Generally speaking, liquid foods such as fruit juices, cooking oil, wine etc., which are nowadays often packed and stored in packages of the single-use type (so-called disposable cartons), are products which are highly sensitive to the effects of oxygen and are flavour-sensitive products which are destroyed or tainted if they are exposed to the action of oxygen. Consequently, one minimum requirement placed on such disposable packages is that they must be as impermeable to oxygen as possible and, ideally, completely oxygen-tight in order to be able to provide the best possible protection against oxygen and thereby flavour protection to the packed products.
One packaging material which is often employed in disposable packages for such oxygen- and flavour-sensitive products consists of a plurality of layers laminated to one another and comprising a carrier layer of paper or paperboard and an aluminium foil bonded to one face of the carrier layer (corresponding to the inside of the finished package), the aluminium foil rendering the material practically impermeable to oxygen, and an outer protective polyethylene coating to avoid direct contact between the aluminium foil and the product which is to be packed.
Disposable packages which are produced from a packaging material including an aluminium foil possess extremely good tightness properties vis-a-vis oxygen, but, on the other hand, provide a more or less limited flavour protection to the packed product, in particular if this consists of citrus fruit juice or other fruit juices. One of the reasons for the defective flavour protection afforded by such a package could probably be traced to the protective polyethylene coating of the packaging material which, hence, is in immediate contact with the packed product and, because of its non-polar nature, at least to some degree absorbs, ingests and retains flavour or odour ingredients of a more or less non-polar nature of the type occurring in the above-mentioned types of juice products. For example, it has proved that the concentration of the non-polar flavour ingredient d-limonene gradually fades in the packed juice product and, in time, becomes so low that a manifest deterioration occurs in the flavour of the packed product. In addition, the material costs of the prior art packaging material are inescapably high because of the fact that it uses aluminium - a very expensive metal.

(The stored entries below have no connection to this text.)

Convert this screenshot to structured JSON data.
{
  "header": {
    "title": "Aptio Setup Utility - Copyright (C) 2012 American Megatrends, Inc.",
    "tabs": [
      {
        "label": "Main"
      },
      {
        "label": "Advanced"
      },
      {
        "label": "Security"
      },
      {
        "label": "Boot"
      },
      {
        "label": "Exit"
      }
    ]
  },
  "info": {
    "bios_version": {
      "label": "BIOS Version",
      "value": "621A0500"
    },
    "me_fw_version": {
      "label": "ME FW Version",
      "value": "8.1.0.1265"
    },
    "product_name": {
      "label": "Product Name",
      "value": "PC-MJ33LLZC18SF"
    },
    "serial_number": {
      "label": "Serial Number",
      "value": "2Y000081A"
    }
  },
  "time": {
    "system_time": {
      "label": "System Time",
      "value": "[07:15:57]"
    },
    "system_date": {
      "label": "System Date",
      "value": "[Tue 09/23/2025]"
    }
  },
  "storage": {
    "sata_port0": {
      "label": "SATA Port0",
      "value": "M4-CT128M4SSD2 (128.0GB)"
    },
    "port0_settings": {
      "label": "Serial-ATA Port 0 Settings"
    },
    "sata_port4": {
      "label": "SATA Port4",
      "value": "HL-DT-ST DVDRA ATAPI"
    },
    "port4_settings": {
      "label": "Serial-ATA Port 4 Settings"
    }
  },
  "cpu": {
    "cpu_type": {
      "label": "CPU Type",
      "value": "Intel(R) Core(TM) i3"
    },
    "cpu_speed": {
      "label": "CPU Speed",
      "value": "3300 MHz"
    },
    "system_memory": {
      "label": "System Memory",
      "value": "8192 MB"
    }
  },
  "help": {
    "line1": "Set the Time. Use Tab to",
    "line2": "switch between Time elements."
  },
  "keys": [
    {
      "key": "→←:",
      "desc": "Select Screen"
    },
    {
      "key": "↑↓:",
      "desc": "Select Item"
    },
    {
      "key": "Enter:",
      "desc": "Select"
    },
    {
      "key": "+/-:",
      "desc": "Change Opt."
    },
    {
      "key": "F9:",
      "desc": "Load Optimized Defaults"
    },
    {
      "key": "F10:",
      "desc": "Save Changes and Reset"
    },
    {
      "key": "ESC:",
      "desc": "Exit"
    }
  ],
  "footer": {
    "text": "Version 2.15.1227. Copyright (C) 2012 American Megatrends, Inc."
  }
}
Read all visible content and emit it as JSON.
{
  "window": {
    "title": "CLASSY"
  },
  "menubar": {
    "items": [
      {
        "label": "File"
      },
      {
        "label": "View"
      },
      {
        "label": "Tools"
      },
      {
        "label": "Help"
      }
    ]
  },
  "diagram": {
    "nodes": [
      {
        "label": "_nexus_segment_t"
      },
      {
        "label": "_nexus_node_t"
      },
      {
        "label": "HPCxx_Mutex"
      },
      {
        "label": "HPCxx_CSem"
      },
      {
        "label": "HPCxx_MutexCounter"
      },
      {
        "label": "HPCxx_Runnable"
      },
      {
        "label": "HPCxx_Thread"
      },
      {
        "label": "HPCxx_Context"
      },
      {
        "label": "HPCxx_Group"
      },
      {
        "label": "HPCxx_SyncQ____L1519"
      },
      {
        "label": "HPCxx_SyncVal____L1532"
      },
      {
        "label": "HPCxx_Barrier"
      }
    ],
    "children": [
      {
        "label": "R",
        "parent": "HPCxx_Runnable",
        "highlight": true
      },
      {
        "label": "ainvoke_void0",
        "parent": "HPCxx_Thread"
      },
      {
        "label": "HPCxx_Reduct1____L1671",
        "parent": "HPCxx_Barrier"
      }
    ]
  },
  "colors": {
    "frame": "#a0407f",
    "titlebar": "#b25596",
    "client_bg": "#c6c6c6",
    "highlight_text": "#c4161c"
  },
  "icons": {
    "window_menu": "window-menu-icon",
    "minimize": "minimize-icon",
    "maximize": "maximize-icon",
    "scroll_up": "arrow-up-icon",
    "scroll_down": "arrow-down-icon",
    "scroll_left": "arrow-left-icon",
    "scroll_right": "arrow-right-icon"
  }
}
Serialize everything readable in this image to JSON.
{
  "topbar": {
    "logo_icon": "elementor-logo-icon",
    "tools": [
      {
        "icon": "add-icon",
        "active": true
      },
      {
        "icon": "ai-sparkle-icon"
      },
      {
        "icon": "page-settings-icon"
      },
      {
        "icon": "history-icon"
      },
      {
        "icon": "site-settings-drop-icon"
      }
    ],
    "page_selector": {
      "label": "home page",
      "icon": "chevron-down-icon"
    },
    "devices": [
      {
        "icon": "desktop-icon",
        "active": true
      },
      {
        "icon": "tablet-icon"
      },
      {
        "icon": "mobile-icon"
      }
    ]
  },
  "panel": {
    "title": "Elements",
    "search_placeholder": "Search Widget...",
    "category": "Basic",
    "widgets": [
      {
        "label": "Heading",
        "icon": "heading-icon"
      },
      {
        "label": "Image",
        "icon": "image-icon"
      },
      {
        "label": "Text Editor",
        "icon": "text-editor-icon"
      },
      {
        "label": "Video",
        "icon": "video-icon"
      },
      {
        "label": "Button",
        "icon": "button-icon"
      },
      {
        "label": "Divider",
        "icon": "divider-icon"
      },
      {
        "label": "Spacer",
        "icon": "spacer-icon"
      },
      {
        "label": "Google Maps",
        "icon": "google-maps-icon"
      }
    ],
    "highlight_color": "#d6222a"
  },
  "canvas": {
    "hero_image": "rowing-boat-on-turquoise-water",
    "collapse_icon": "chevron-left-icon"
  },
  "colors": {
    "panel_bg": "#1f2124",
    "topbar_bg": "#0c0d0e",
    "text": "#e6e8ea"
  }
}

Consequently, the packaging technology art has long been in need of being able to develop an aluminium-free packaging material with superior tightness properties vis-a-vis oxygen and at the same time superior barrier properties against, or low absorption of, flavour and odour ingredients.
One such aluminium-free packaging material is disclosed in, for example, U.S. Pat. Ser. No. 4,701,360. This prior art packaging material is also of laminate type and includes a carrier layer of paper or paperboard and a layer of ethylene vinyl alcohol copolymer (EVOH) serving as oxygen and flavour barrier. A barrier layer of this type enjoys several merits. It possesses tightness properties vis-a-vis oxygen and has, moreover, (because of its polar nature) good barrier properties or low absorption tendencies in respect of non-polar flavour and odour ingredients, for example d-limonene, at the same time as being a material approved for direct contact with foods and, as a result, needing no additional protective coating. Furthermore, EVOH is a cheaper material than aluminium.

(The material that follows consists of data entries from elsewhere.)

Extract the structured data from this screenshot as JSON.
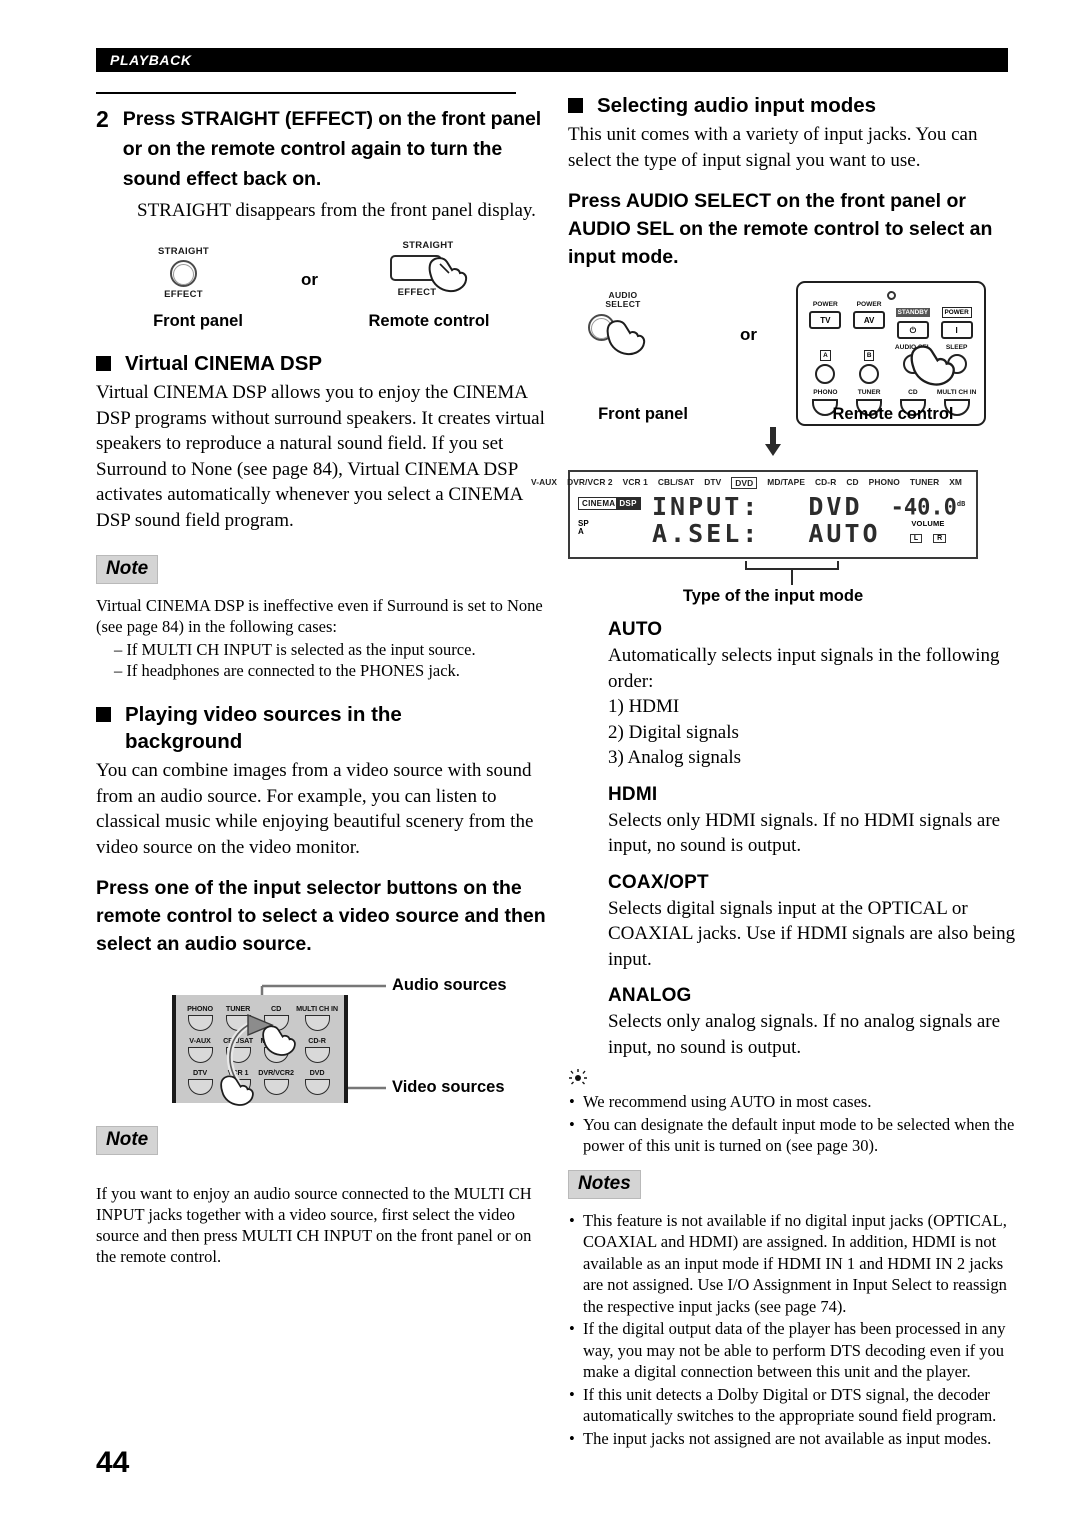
{
  "header": {
    "section_label": "PLAYBACK"
  },
  "page_number": "44",
  "left": {
    "step": {
      "number": "2",
      "title": "Press STRAIGHT (EFFECT) on the front panel or on the remote control again to turn the sound effect back on.",
      "subtext": "STRAIGHT disappears from the front panel display."
    },
    "fig_straight": {
      "front_label_top": "STRAIGHT",
      "front_label_bottom": "EFFECT",
      "or": "or",
      "remote_label_top": "STRAIGHT",
      "remote_label_bottom": "EFFECT",
      "caption_front": "Front panel",
      "caption_remote": "Remote control"
    },
    "virtual_cinema": {
      "heading": "Virtual CINEMA DSP",
      "body": "Virtual CINEMA DSP allows you to enjoy the CINEMA DSP programs without surround speakers. It creates virtual speakers to reproduce a natural sound field. If you set Surround to None (see page 84), Virtual CINEMA DSP activates automatically whenever you select a CINEMA DSP sound field program.",
      "note_badge": "Note",
      "note_body": "Virtual CINEMA DSP is ineffective even if Surround is set to None (see page 84) in the following cases:",
      "note_items": [
        "– If MULTI CH INPUT is selected as the input source.",
        "– If headphones are connected to the PHONES jack."
      ]
    },
    "playing_video": {
      "heading": "Playing video sources in the background",
      "body": "You can combine images from a video source with sound from an audio source. For example, you can listen to classical music while enjoying beautiful scenery from the video source on the video monitor.",
      "instruction": "Press one of the input selector buttons on the remote control to select a video source and then select an audio source."
    },
    "fig_selector": {
      "label_audio": "Audio sources",
      "label_video": "Video sources",
      "buttons": [
        "PHONO",
        "TUNER",
        "CD",
        "MULTI CH IN",
        "V-AUX",
        "CBL/SAT",
        "MD/TAPE",
        "CD-R",
        "DTV",
        "VCR 1",
        "DVR/VCR2",
        "DVD"
      ]
    },
    "note2": {
      "badge": "Note",
      "body": "If you want to enjoy an audio source connected to the MULTI CH INPUT jacks together with a video source, first select the video source and then press MULTI CH INPUT on the front panel or on the remote control."
    }
  },
  "right": {
    "selecting": {
      "heading": "Selecting audio input modes",
      "body": "This unit comes with a variety of input jacks. You can select the type of input signal you want to use.",
      "instruction": "Press AUDIO SELECT on the front panel or AUDIO SEL on the remote control to select an input mode."
    },
    "fig_audiosel": {
      "front_label": "AUDIO SELECT",
      "front_label_line1": "AUDIO",
      "front_label_line2": "SELECT",
      "or": "or",
      "caption_front": "Front panel",
      "caption_remote": "Remote control",
      "remote_buttons": {
        "row1_top": [
          "POWER",
          "POWER",
          "STANDBY",
          "POWER"
        ],
        "row1_face": [
          "TV",
          "AV",
          "⏻",
          "I"
        ],
        "row2": [
          "A",
          "B",
          "AUDIO SEL",
          "SLEEP"
        ],
        "row3": [
          "PHONO",
          "TUNER",
          "CD",
          "MULTI CH IN"
        ]
      }
    },
    "display": {
      "source_labels": [
        "V-AUX",
        "DVR/VCR 2",
        "VCR 1",
        "CBL/SAT",
        "DTV",
        "DVD",
        "MD/TAPE",
        "CD-R",
        "CD",
        "PHONO",
        "TUNER",
        "XM"
      ],
      "selected_source": "DVD",
      "badge_cinema": "CINEMA",
      "badge_dsp": "DSP",
      "sp_label": "SP",
      "sp_value": "A",
      "line1_label": "INPUT:",
      "line1_value": "DVD",
      "line2_label": "A.SEL:",
      "line2_value": "AUTO",
      "volume_value": "-40.0",
      "volume_unit": "dB",
      "volume_label": "VOLUME",
      "channel_left": "L",
      "channel_right": "R",
      "caption": "Type of the input mode"
    },
    "modes": [
      {
        "name": "AUTO",
        "desc": "Automatically selects input signals in the following order:",
        "list": [
          "1) HDMI",
          "2) Digital signals",
          "3) Analog signals"
        ]
      },
      {
        "name": "HDMI",
        "desc": "Selects only HDMI signals. If no HDMI signals are input, no sound is output.",
        "list": []
      },
      {
        "name": "COAX/OPT",
        "desc": "Selects digital signals input at the OPTICAL or COAXIAL jacks. Use if HDMI signals are also being input.",
        "list": []
      },
      {
        "name": "ANALOG",
        "desc": "Selects only analog signals. If no analog signals are input, no sound is output.",
        "list": []
      }
    ],
    "tips": [
      "We recommend using AUTO in most cases.",
      "You can designate the default input mode to be selected when the power of this unit is turned on (see page 30)."
    ],
    "notes": {
      "badge": "Notes",
      "items": [
        "This feature is not available if no digital input jacks (OPTICAL, COAXIAL and HDMI) are assigned. In addition, HDMI is not available as an input mode if HDMI IN 1 and HDMI IN 2 jacks are not assigned. Use I/O Assignment in Input Select to reassign the respective input jacks (see page 74).",
        "If the digital output data of the player has been processed in any way, you may not be able to perform DTS decoding even if you make a digital connection between this unit and the player.",
        "If this unit detects a Dolby Digital or DTS signal, the decoder automatically switches to the appropriate sound field program.",
        "The input jacks not assigned are not available as input modes."
      ]
    }
  }
}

However, a packaging container with an inner barrier layer of EVOH in contact with the packed product has but slight barrier properties vis-a-vis polar flavour and odour ingredients, e.g. fruit alcohols which occur in citrus fruit juices and other fruit juices and which, thus, tend to migrate into and be ingested by the barrier layer at the same time as the packed juice loses its flavour to a corresponding degree. The problem inherent in the absorption of polar flavour and odour ingredients can, however, be solved by, for example, coating the barrier layer with an outer protective coating of non-polar material, for example polyethylene, as described in U.S. Pat. Ser. No. 4,789,575, but this prior art solution merely substitutes this problem with a new flavour problem in analogy with the above reasoning relating to the prior art packaging material with polyethylene coated aluminium foil.